Enfin, sur la question du bénévolat. Les bénévoles ignorent souvent que c’est la bourgeoisie elle-même et son État qui imposent et établissent le bénévolat selon leurs propres conditions. De ce fait, les bénévoles ne se rendent généralement pas compte qu’ils sont utilisés par l’État pour compenser les incapacités de celui-ci à prendre ses responsabilités. À l’opposé de cela, la solidarité à l’égard du peuple souffrant des attaques du système, qui a toujours été un élément central de l’idéologie communiste, doit inclure des initiatives et des structures en dehors et contre ce système, et surtout, les communistes doivent révéler au grand jour et non compenser les fautes et les choix réactionnaires du système.
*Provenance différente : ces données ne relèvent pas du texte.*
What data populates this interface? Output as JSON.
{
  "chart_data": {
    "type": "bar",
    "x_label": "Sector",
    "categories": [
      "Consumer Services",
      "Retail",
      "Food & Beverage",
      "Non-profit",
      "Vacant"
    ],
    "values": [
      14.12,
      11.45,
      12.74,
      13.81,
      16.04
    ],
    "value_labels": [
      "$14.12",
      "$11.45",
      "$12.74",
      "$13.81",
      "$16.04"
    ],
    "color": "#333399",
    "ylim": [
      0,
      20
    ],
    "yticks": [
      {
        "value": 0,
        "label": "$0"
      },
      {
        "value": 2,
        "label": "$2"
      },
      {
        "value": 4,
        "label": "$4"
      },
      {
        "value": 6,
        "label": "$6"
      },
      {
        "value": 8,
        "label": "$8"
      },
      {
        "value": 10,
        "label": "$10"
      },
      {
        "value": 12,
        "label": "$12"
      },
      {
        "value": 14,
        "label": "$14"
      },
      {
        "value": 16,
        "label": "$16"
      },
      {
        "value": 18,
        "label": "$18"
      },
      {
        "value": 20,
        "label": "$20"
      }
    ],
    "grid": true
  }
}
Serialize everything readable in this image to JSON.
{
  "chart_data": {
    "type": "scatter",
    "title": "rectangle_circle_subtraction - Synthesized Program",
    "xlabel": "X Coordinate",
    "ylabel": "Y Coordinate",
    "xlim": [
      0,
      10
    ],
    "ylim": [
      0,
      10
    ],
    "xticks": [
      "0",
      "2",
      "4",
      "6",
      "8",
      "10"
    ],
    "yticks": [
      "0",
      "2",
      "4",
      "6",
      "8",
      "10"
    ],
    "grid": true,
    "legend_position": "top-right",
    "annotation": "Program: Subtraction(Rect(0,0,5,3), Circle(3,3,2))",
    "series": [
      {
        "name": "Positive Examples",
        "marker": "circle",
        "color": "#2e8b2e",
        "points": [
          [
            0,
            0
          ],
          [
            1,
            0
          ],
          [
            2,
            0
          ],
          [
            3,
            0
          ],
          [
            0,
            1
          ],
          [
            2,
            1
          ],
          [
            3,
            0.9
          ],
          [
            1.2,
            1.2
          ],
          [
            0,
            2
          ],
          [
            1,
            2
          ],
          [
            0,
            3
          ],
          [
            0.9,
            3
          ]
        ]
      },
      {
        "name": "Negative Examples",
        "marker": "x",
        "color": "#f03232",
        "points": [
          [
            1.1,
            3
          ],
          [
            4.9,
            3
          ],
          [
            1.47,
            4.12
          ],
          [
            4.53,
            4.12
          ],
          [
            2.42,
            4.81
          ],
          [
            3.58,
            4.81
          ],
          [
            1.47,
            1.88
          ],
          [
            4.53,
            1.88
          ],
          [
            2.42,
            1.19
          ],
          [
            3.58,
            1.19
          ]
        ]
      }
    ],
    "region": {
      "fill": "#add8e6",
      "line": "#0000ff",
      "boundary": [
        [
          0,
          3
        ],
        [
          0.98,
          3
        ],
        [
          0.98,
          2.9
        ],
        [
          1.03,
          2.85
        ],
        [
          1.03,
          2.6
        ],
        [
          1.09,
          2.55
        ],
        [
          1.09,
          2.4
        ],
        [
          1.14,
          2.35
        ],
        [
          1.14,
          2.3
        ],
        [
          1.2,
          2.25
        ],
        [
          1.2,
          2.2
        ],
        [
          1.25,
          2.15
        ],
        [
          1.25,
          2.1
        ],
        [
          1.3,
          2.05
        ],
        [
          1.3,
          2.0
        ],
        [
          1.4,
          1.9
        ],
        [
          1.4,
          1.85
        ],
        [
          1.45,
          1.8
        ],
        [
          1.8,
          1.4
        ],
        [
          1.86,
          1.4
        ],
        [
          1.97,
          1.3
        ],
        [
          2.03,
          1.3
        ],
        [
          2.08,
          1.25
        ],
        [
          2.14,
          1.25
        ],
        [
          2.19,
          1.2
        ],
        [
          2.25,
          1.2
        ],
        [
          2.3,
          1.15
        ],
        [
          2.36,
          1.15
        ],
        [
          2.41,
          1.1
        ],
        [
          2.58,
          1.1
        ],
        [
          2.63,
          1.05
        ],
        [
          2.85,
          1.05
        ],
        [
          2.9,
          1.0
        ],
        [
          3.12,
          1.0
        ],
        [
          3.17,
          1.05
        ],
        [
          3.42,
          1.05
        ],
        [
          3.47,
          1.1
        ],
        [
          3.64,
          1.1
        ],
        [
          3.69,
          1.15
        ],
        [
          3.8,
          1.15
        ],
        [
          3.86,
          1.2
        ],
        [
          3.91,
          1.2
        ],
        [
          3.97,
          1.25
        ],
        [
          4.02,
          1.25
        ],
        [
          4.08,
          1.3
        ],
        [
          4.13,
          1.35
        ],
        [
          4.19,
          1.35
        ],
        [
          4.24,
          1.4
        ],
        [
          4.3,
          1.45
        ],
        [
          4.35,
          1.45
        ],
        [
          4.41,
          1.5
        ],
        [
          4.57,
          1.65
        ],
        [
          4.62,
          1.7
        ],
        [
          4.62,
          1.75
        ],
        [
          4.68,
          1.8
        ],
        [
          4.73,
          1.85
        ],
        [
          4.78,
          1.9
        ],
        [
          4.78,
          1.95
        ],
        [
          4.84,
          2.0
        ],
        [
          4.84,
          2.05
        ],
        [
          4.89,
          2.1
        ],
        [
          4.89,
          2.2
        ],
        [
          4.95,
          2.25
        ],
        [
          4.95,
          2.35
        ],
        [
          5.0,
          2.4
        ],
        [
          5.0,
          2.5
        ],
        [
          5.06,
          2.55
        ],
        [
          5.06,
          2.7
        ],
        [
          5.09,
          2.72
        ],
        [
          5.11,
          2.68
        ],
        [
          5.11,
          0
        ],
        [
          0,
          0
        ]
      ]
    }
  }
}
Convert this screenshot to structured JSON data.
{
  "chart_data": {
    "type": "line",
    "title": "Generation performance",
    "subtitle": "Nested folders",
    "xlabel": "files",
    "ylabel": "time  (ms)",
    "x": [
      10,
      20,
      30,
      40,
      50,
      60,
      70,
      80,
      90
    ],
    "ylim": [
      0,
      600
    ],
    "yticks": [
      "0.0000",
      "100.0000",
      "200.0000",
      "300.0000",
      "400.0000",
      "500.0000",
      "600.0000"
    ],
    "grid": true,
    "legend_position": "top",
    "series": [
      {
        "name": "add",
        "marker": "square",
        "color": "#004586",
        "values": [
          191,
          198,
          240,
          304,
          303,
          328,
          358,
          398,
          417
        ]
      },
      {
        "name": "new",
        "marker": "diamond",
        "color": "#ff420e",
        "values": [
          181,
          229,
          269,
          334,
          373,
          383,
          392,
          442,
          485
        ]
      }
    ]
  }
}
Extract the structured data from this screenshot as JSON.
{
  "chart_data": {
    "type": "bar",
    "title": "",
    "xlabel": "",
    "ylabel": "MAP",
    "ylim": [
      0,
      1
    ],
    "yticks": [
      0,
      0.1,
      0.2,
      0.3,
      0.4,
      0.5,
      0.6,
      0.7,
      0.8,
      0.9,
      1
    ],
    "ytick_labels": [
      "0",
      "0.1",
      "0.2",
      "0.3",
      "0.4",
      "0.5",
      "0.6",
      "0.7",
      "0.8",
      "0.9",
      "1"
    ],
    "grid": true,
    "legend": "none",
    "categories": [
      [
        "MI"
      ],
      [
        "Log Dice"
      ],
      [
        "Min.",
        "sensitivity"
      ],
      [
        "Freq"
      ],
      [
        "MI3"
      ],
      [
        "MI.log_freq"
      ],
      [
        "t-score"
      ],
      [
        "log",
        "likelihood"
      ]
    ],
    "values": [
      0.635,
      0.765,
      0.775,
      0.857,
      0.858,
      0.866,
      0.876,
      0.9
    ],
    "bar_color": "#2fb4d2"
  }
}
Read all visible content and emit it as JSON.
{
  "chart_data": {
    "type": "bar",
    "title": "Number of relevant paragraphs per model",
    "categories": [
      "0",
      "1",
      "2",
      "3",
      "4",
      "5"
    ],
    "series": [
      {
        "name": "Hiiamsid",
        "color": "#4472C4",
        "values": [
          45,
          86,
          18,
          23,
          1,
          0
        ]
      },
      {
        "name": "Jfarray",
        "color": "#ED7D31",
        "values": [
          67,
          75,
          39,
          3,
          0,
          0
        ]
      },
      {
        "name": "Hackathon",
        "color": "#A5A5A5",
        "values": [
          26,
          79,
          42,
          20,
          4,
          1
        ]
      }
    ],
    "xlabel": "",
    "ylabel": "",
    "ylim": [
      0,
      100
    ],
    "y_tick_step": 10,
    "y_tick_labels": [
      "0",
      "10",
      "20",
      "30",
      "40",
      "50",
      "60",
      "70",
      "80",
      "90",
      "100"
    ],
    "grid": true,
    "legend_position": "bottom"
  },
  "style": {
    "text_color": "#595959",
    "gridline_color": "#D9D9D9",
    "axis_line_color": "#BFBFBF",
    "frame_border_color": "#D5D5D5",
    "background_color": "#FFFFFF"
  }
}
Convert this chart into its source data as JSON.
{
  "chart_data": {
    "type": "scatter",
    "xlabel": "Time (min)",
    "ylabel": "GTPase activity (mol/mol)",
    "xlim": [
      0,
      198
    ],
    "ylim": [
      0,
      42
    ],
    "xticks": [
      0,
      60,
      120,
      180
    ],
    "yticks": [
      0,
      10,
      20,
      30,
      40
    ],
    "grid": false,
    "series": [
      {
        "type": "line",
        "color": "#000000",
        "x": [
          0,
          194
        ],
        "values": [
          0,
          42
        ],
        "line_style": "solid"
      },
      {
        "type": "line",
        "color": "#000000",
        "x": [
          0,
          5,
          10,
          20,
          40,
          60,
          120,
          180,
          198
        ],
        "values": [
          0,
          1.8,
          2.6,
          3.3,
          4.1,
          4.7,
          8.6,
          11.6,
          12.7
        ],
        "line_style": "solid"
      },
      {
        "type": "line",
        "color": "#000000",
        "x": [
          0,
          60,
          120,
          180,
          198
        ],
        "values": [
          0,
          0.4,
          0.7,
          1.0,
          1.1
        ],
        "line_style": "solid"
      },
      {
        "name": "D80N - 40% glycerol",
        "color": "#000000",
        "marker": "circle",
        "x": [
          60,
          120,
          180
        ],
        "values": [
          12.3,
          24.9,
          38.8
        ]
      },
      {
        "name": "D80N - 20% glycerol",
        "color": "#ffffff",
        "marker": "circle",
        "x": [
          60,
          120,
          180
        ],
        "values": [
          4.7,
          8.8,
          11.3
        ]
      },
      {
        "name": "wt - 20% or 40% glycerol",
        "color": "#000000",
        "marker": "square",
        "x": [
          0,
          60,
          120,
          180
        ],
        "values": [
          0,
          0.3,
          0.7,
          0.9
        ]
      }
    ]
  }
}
Avec toutes ces tâches, et étant donné les mesures imposées par le système, il est évident que nos modalités d’intervention et d’action sont modifiées. C’est le devoir de chaque organisation révolutionnaire de s’adapter aux conditions matérielles existantes, de chercher le contact avec les masses et de renverser les conditions négatives. Nous avons donc adapté notre organisation et notre propagande aux nouvelles conditions, avec un journal en ligne, une webradio et en renforçant le site internet de notre parti et plus largement les blogs politiques. Mais il est clair pour nous qu’internet a ses limites et est contrôlé par le système, et plus important que tout, internet ne peut pas créer un mouvement tout seul. Internet joue un rôle dans le renforcement de la propagande, et quand c’est possible, dans la contre-information, mais le mouvement doit d’abord se créer physiquement, par la réalisation physique des idées révolutionnaires au sein du peuple et sur les lieux de travail. Il s’agit là exactement des barrières que le confinement et les restrictions de déplacements créent. C’est ce que chaque organisation révolutionnaire doit essayer de renverser.
Sans ignorer les conditions médicales imposées par la pandémie, nous cherchons à créer de la propagande là où sont les masses. Cela se fait avec des affiches et des tracts là où le peuple se rend (supermarchés, banques…) ou avec d’autres forces politiques par la lutte dans les hôpitaux, pour soutenir le personnel hospitalier et pour exprimer la colère à l’égard des autorités.
Nous croyons que les conditions qui vont se développer après l’épidémie, avec beaucoup de misère et de pauvreté pour tous les peuples et les attaques continues du système vont donner de nombreuses raisons pour des réactions et possiblement des révoltes. Nous ne croyons pas qu’avec l’absence d’un mouvement communiste ces réactions auront les caractéristiques que nous aimerions qu’elles aient. Mais nous sommes certains que les partis politiques qui partagent ces idées doivent chercher à intervenir dans ces protestations et essayer de les renforcer en y apportant les idées révolutionnaires.